Picture the scene. Sir Alan; "I send you down the market, and you come back with a bill for £146bn. What the blinkin' 'ell is that about? My three-year-old daughter could have done better." Brown; "Well Sir Alan, there is a recession which we need to spend our way out of, and there is this man to my right called Tony who wouldn't listen and spent a lot of our money in Iraq...." Sugar: "Yeah, yeah, I know all that..." And so on.

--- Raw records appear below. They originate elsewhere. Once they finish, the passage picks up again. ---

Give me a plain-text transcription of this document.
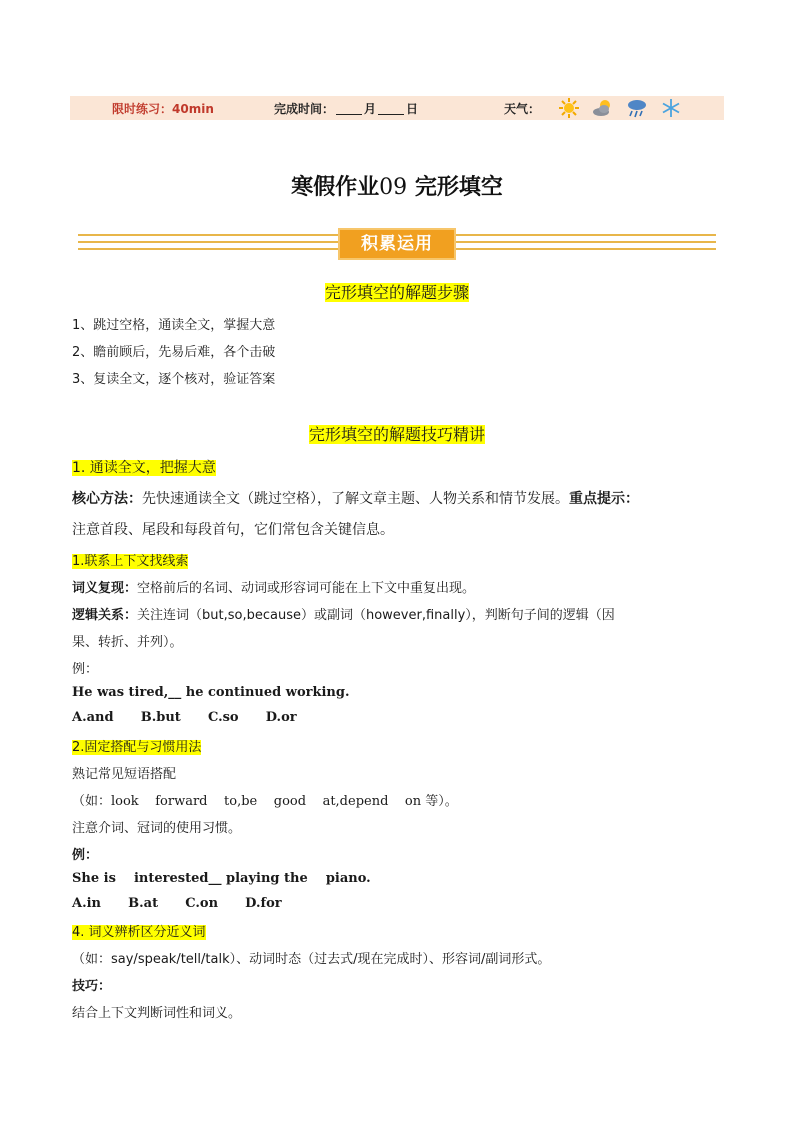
限时练习：40min	完成时间：	月	日	天气：
寒假作业09 完形填空
积累运用
完形填空的解题步骤
1、跳过空格，通读全文，掌握大意
2、瞻前顾后，先易后难，各个击破
3、复读全文，逐个核对，验证答案
完形填空的解题技巧精讲
1. 通读全文，把握大意
核心方法：先快速通读全文（跳过空格），了解文章主题、人物关系和情节发展。重点提示：
注意首段、尾段和每段首句，它们常包含关键信息。
1.联系上下文找线索
词义复现：空格前后的名词、动词或形容词可能在上下文中重复出现。
逻辑关系：关注连词（but,so,because）或副词（however,finally），判断句子间的逻辑（因
果、转折、并列）。
例：
He was tired,__ he continued working.
A.and      B.but      C.so      D.or
2.固定搭配与习惯用法
熟记常见短语搭配
（如：look    forward    to,be    good    at,depend    on 等）。
注意介词、冠词的使用习惯。
例：
She is    interested__ playing the    piano.
A.in      B.at      C.on      D.for
4. 词义辨析区分近义词
（如：say/speak/tell/talk）、动词时态（过去式/现在完成时）、形容词/副词形式。
技巧：
结合上下文判断词性和词义。
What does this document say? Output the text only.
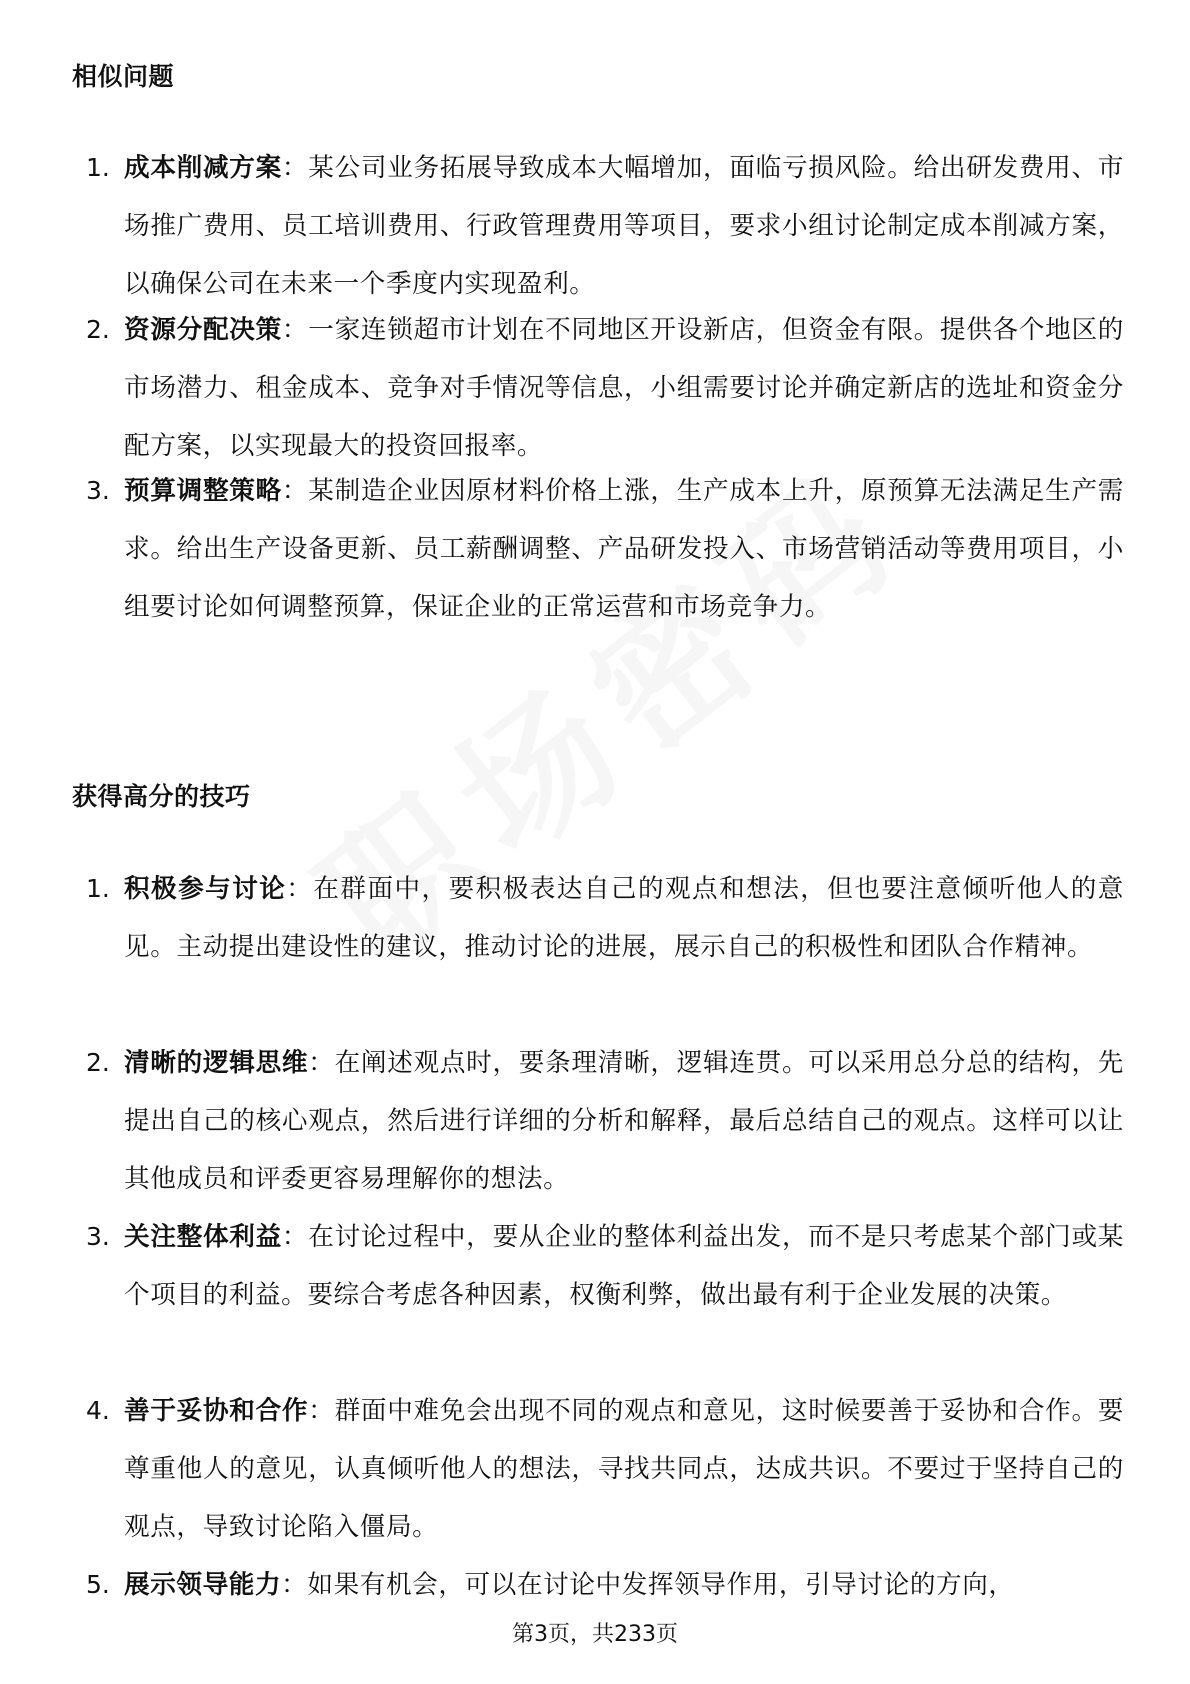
相似问题
1. 成本削减方案：某公司业务拓展导致成本大幅增加，面临亏损风险。给出研发费用、市场推广费用、员工培训费用、行政管理费用等项目，要求小组讨论制定成本削减方案，以确保公司在未来一个季度内实现盈利。
2. 资源分配决策：一家连锁超市计划在不同地区开设新店，但资金有限。提供各个地区的市场潜力、租金成本、竞争对手情况等信息，小组需要讨论并确定新店的选址和资金分配方案，以实现最大的投资回报率。
3. 预算调整策略：某制造企业因原材料价格上涨，生产成本上升，原预算无法满足生产需求。给出生产设备更新、员工薪酬调整、产品研发投入、市场营销活动等费用项目，小组要讨论如何调整预算，保证企业的正常运营和市场竞争力。
获得高分的技巧
1. 积极参与讨论：在群面中，要积极表达自己的观点和想法，但也要注意倾听他人的意见。主动提出建设性的建议，推动讨论的进展，展示自己的积极性和团队合作精神。
2. 清晰的逻辑思维：在阐述观点时，要条理清晰，逻辑连贯。可以采用总分总的结构，先提出自己的核心观点，然后进行详细的分析和解释，最后总结自己的观点。这样可以让其他成员和评委更容易理解你的想法。
3. 关注整体利益：在讨论过程中，要从企业的整体利益出发，而不是只考虑某个部门或某个项目的利益。要综合考虑各种因素，权衡利弊，做出最有利于企业发展的决策。
4. 善于妥协和合作：群面中难免会出现不同的观点和意见，这时候要善于妥协和合作。要尊重他人的意见，认真倾听他人的想法，寻找共同点，达成共识。不要过于坚持自己的观点，导致讨论陷入僵局。
5. 展示领导能力：如果有机会，可以在讨论中发挥领导作用，引导讨论的方向，
第3页，共233页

Mr Brown would indeed have made a useless apprentice. But by the same token, is Sir Alan up to the job of Enterprise Tsar? Sir Alan is a long-standing chum of Mr Brown. By agreeing to join the sinking ship, this tough-talking ratings hit allows the PM to bask in his reflected glory as a media star. The quid pro quo is that Sir Alan gets a peerage, which is not bad for what may turn out to be no more than a few months work.

By most accounts, Sir Alan's recent track record in business hasn't been exactly brilliant. After Amstrad, he went into property. It seems unlikely that this will any longer be worth a great deal once the debt has been netted off. But there's a lot more to Sir Alan than boardroom bluster. With his Amstrad PC, Sir Alan genuinely revolutionised consumer electronics in Britain, making the desktop computer price-accessible to the mass market for the first time. That makes Sir Alan a business visionary. Mind you, his touch isn't always as good as his publicity makes out. The Amstrad e-mailer was a predictable flop, and back in February 2005, Sir Alan had this prescient prediction to make about the future of the iPod. "Next Christmas, the iPod will be dead, finished, gone, kaput." Brilliant.

As for Mr Brown, this is truly desperate stuff. Whatever next? Susan Boyle for Home Secretary?